Abstract: Efficient scheduling of tasks in workflows of cloud or grid applications is a key to achieving better utilization of resources as well as timely completion of the user jobs. Many scientific applications comprise several tasks that are dependent in nature and are specified by workflow graphs. The aim of the cloud meta-scheduler is to schedule the user application tasks (and the applications) so as to optimize the resource utilization and to execute the user applications in minimum amount of time. During the past decade, there have been several attempts to use bio-inspired scheduling algorithms to obtain an optimal or near optimal schedule in order to minimize the overall schedule length and to optimize the use of resources.

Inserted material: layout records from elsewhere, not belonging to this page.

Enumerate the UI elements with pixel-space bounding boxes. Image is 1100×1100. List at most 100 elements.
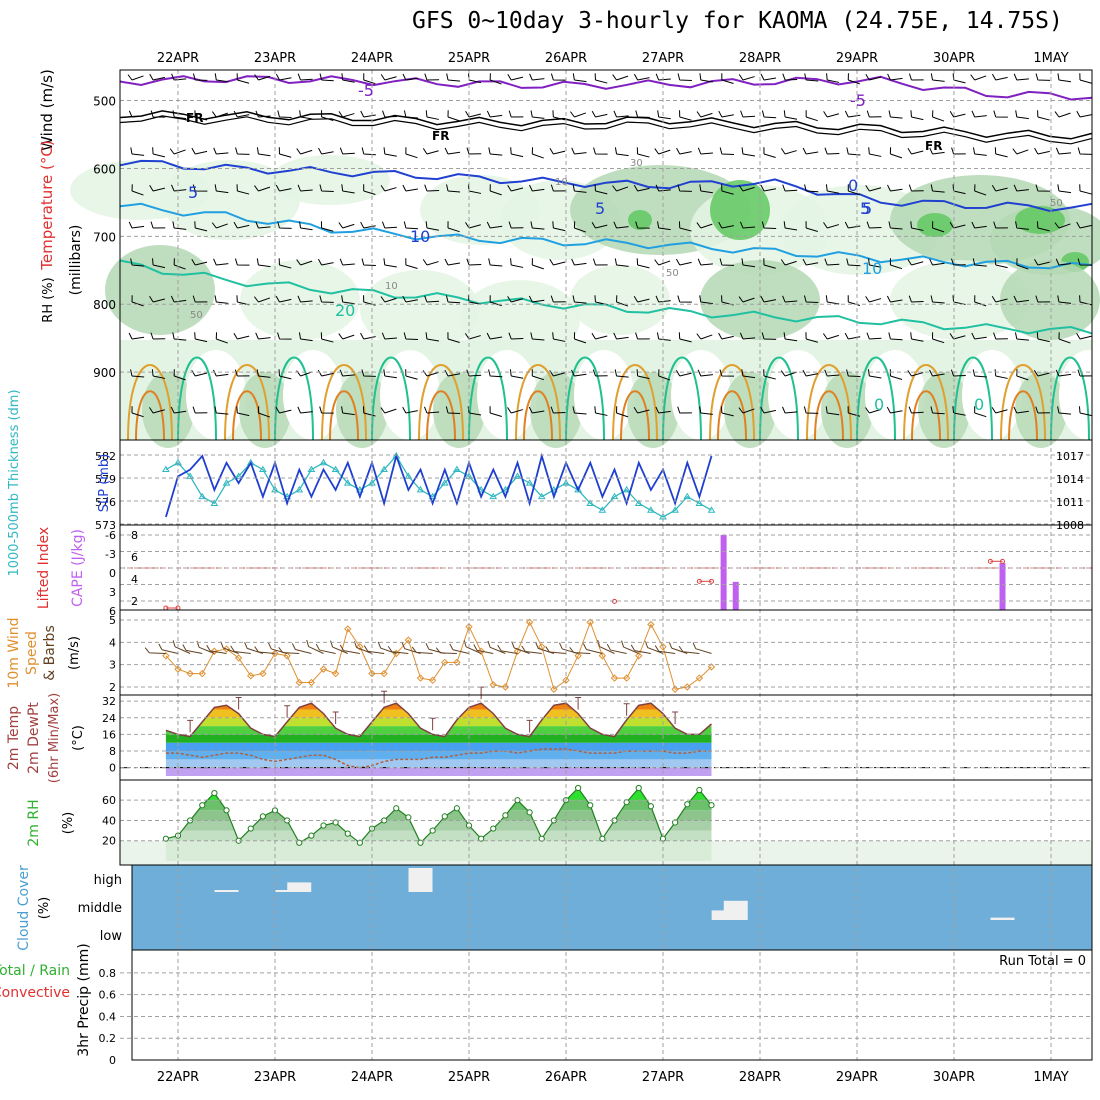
wind-barb bbox=[908, 406, 924, 414]
wind-barb bbox=[530, 221, 545, 230]
rh-shade-low-cell bbox=[1015, 372, 1067, 448]
wind-barb bbox=[635, 110, 650, 118]
wind-barb bbox=[319, 295, 334, 303]
wind-barb bbox=[320, 221, 334, 232]
temp-band bbox=[165, 751, 712, 760]
rh-shade-low-cell bbox=[627, 372, 679, 448]
wind-barb bbox=[552, 221, 566, 232]
warm-contour bbox=[1000, 364, 1046, 441]
wind-barb bbox=[592, 258, 608, 266]
wind-barb bbox=[825, 295, 840, 305]
wind-barb bbox=[213, 147, 229, 155]
wind-speed-point bbox=[162, 652, 170, 660]
wind-barb-10m bbox=[158, 643, 179, 654]
wind-barb bbox=[679, 110, 692, 121]
ylabel-temp: Temperature (°C) bbox=[38, 140, 56, 270]
wind-barb bbox=[1077, 147, 1093, 155]
wind-barb bbox=[424, 184, 440, 192]
wind-barb bbox=[697, 258, 713, 266]
wind-barb bbox=[802, 147, 819, 155]
wind-barb bbox=[339, 147, 355, 155]
cloud-bar bbox=[408, 868, 433, 892]
rh-point bbox=[429, 827, 436, 834]
wind-barb bbox=[971, 221, 987, 229]
wind-barb bbox=[466, 147, 482, 155]
wind-barb bbox=[1015, 110, 1029, 120]
wind-barb bbox=[191, 258, 208, 266]
wind-barb-10m bbox=[654, 645, 676, 654]
wind-barb-10m bbox=[363, 645, 385, 654]
wind-barb bbox=[636, 147, 650, 158]
wind-barb-10m bbox=[254, 646, 276, 654]
wind-barb bbox=[761, 221, 777, 230]
temp-contour-FR bbox=[119, 110, 1093, 140]
wind-barb bbox=[296, 370, 313, 377]
thickness-point bbox=[343, 479, 352, 486]
wind-barb bbox=[932, 332, 945, 344]
contour-label: 20 bbox=[335, 301, 355, 320]
warm-contour bbox=[426, 390, 456, 441]
wind-barb bbox=[422, 370, 439, 377]
ytick-li: -6 bbox=[105, 529, 116, 542]
contour-label: 10 bbox=[385, 281, 398, 292]
wind-barb bbox=[403, 110, 419, 119]
wind-barb bbox=[930, 73, 945, 82]
wind-barb bbox=[1016, 258, 1029, 270]
wind-barb bbox=[699, 406, 713, 415]
cloud-bar bbox=[723, 900, 748, 920]
wind-barb bbox=[256, 369, 271, 378]
wind-barb-10m bbox=[597, 639, 615, 654]
wind-barb bbox=[531, 147, 544, 159]
date-top: 30APR bbox=[933, 51, 975, 66]
wind-barb bbox=[991, 407, 1008, 414]
wind-barb bbox=[257, 406, 271, 418]
ytick-temp: 24 bbox=[102, 712, 116, 725]
wind-barb bbox=[509, 369, 524, 379]
wind-barb bbox=[211, 111, 228, 118]
wind-barb bbox=[1012, 148, 1029, 155]
wind-barb bbox=[341, 73, 355, 83]
contour-label: 10 bbox=[410, 227, 430, 246]
wind-barb bbox=[317, 369, 334, 377]
wind-barb bbox=[636, 258, 650, 269]
wind-barb-10m bbox=[330, 640, 348, 654]
thickness-point bbox=[258, 465, 267, 473]
wind-barb bbox=[360, 221, 376, 229]
wind-barb bbox=[1013, 295, 1029, 303]
wind-barb bbox=[296, 148, 313, 155]
wind-barb bbox=[763, 258, 776, 269]
wind-barb bbox=[572, 406, 587, 415]
wind-barb bbox=[654, 259, 671, 266]
contour-label: 5 bbox=[862, 199, 872, 218]
wind-barb bbox=[847, 73, 860, 85]
wind-barb bbox=[718, 110, 734, 118]
ylabel-rh-unit: (%) bbox=[61, 812, 76, 835]
wind-barb bbox=[130, 369, 145, 378]
wind-speed-point bbox=[234, 654, 243, 662]
wind-barb bbox=[445, 406, 461, 415]
wind-barb bbox=[780, 148, 797, 155]
wind-speed-point bbox=[695, 674, 704, 682]
wind-barb-10m bbox=[630, 644, 651, 654]
warm-contour bbox=[856, 356, 896, 441]
wind-barb-10m bbox=[306, 639, 324, 654]
wind-barb bbox=[149, 296, 165, 303]
wind-barb bbox=[405, 258, 418, 269]
thickness-point bbox=[319, 458, 328, 466]
panel-frame-slp bbox=[119, 439, 1093, 526]
temp-bands bbox=[165, 703, 712, 776]
wind-barb bbox=[402, 406, 418, 414]
wind-barb bbox=[591, 333, 608, 340]
date-top: 29APR bbox=[836, 51, 878, 66]
thickness-point bbox=[622, 485, 631, 493]
wind-barb bbox=[277, 332, 292, 340]
rh-point bbox=[441, 813, 448, 820]
wind-barb bbox=[655, 406, 671, 414]
warm-contour bbox=[620, 390, 650, 441]
wind-barb bbox=[486, 110, 503, 118]
contour-label: FR bbox=[432, 129, 449, 143]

However, as the number of tasks increases, the solution space comprising different tasks-resource mapping sequences increases exponentially. Hence, there is a need to devise mechanisms to improvise the search strategies of the bio-inspired scheduling algorithms for better scheduling solutions in lesser number of iterations/time. The objective of the research work in this paper is to use bio-inspired bacteria foraging optimization algorithm (BFOA) along with other heuristics algorithms for better search of the scheduling solution space for multiple workflows. The idea is to first find a schedule by the heuristic algorithms such as MaxMin, MinMin, and Myopic, and use these as initial solutions (along with other randomly generated solutions) in the search space to get better solutions using BFOA. The performance of our approach with the existing approaches is compared for quality of the scheduling solutions. The results demonstrate that our hybrid approach (MinMin/Myopic with BFOA) outperforms other approaches.